If you or someone you know was involved in a foreclosure since 2007, the news that Freddie Mac and Fannie Mae are not seeking deficiency judgments is not good news. A deficiency judgment is a legal action that bank can take against a former mortgagee to reclaim any unpaid portion of the foreclosed mortgage. Difference between the balance of the mortgage at the time the home was foreclosed and what the property actually sold for is what would be included in the judgment.
Probably the most misleading information that was spread during the recession was that once a home is foreclosed, the “bank” cannot pursue any further. This is absolutely false (except in cases involving bankruptcy) and North and South Carolina both allow for deficiency judgments on mortgage debt.
Bank of America, Wells Fargo, Chase and Citi have all issued statements saying that they do not intend to pursue judgments on foreclosure debt but that extends only to the debt that those banks actually hold. In most cases, Bank of America, Chase, Citi, and Wells were simply servicing a mortgage (collecting payments) on a Fannie or Freddie loan. So while your mortgage statement may have said Wells Fargo, you could receive a judgment.
So what can you do?
If you sold your home through a short sale, you will want to dig through your settlement letter to ensure that you were granted a waiver of the deficiency. Don’t assume that just because you receive a notice from a collection agent, you owe the debt.
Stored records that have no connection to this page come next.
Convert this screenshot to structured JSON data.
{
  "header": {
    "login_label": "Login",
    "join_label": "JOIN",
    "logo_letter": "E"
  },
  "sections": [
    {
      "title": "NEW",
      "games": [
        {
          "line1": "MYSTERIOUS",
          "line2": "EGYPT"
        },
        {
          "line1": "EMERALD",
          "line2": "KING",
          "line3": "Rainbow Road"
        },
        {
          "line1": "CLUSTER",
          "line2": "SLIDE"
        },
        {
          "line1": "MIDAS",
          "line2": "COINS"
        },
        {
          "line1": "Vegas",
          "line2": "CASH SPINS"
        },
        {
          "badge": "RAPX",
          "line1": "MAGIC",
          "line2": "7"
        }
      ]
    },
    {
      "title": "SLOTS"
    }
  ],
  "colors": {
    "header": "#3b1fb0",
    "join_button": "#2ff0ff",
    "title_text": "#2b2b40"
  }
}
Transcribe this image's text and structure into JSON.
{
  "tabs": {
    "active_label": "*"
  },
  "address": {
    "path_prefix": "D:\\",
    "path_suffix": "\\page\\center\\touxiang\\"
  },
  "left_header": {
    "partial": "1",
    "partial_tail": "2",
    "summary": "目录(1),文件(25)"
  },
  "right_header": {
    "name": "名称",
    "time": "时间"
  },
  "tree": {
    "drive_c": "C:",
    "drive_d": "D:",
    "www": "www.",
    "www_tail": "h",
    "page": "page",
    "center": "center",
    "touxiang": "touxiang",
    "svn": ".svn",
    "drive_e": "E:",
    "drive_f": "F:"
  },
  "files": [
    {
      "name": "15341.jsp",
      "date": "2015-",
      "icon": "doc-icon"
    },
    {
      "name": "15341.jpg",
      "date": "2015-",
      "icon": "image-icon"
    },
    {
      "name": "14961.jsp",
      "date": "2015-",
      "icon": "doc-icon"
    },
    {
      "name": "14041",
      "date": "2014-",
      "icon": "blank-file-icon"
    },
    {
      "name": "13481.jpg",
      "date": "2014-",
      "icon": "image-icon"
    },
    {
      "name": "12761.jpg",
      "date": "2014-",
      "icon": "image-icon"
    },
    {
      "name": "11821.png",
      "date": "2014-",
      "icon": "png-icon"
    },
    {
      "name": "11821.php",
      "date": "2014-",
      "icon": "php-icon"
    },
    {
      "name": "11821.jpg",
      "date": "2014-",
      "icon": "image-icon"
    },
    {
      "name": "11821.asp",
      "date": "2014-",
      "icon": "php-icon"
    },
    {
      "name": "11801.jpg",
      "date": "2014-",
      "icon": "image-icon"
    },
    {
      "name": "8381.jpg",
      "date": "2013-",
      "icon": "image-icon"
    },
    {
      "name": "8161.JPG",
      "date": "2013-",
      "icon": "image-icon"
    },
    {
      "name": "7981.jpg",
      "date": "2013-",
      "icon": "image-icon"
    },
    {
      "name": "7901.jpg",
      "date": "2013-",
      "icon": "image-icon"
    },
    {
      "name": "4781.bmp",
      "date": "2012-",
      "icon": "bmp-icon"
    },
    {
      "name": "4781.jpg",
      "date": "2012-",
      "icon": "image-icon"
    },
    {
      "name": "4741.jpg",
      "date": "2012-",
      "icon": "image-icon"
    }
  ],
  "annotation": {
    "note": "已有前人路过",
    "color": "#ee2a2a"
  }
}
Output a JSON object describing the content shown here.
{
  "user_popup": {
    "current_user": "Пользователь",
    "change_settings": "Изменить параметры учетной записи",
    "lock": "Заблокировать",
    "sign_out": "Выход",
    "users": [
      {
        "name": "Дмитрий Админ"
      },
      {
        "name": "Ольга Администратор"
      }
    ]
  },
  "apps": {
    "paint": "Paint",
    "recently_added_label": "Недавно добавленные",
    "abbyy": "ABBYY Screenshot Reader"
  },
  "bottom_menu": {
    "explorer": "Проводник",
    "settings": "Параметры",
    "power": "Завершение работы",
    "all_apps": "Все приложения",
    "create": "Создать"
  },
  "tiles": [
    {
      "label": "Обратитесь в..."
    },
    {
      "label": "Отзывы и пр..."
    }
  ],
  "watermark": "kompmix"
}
If you do receive notice, contact an attorney to uncover what your recourse might be. If you received a 1099-C for the forgiven debt, that is also a sign that the debt has been forgiven.
If your home was foreclosed and you did not enter into bankruptcy, you may be liable for the debt. An easy way to figure out if your previous mortgage was owned by Fannie or Freddie is to look back through the prior deed on the property. If the owner was or is Federal National Mortgage Association (Fannie Mae) or Federal Home Loan Mortgage Corp (Freddie), you may want to consult with an attorney.
If you declared bankruptcy and your mortgage debt was included in your bankruptcy, chances are you are in the clear. If you receive a notice of a judgment, contact your bankruptcy attorney right away to have the matter resolved.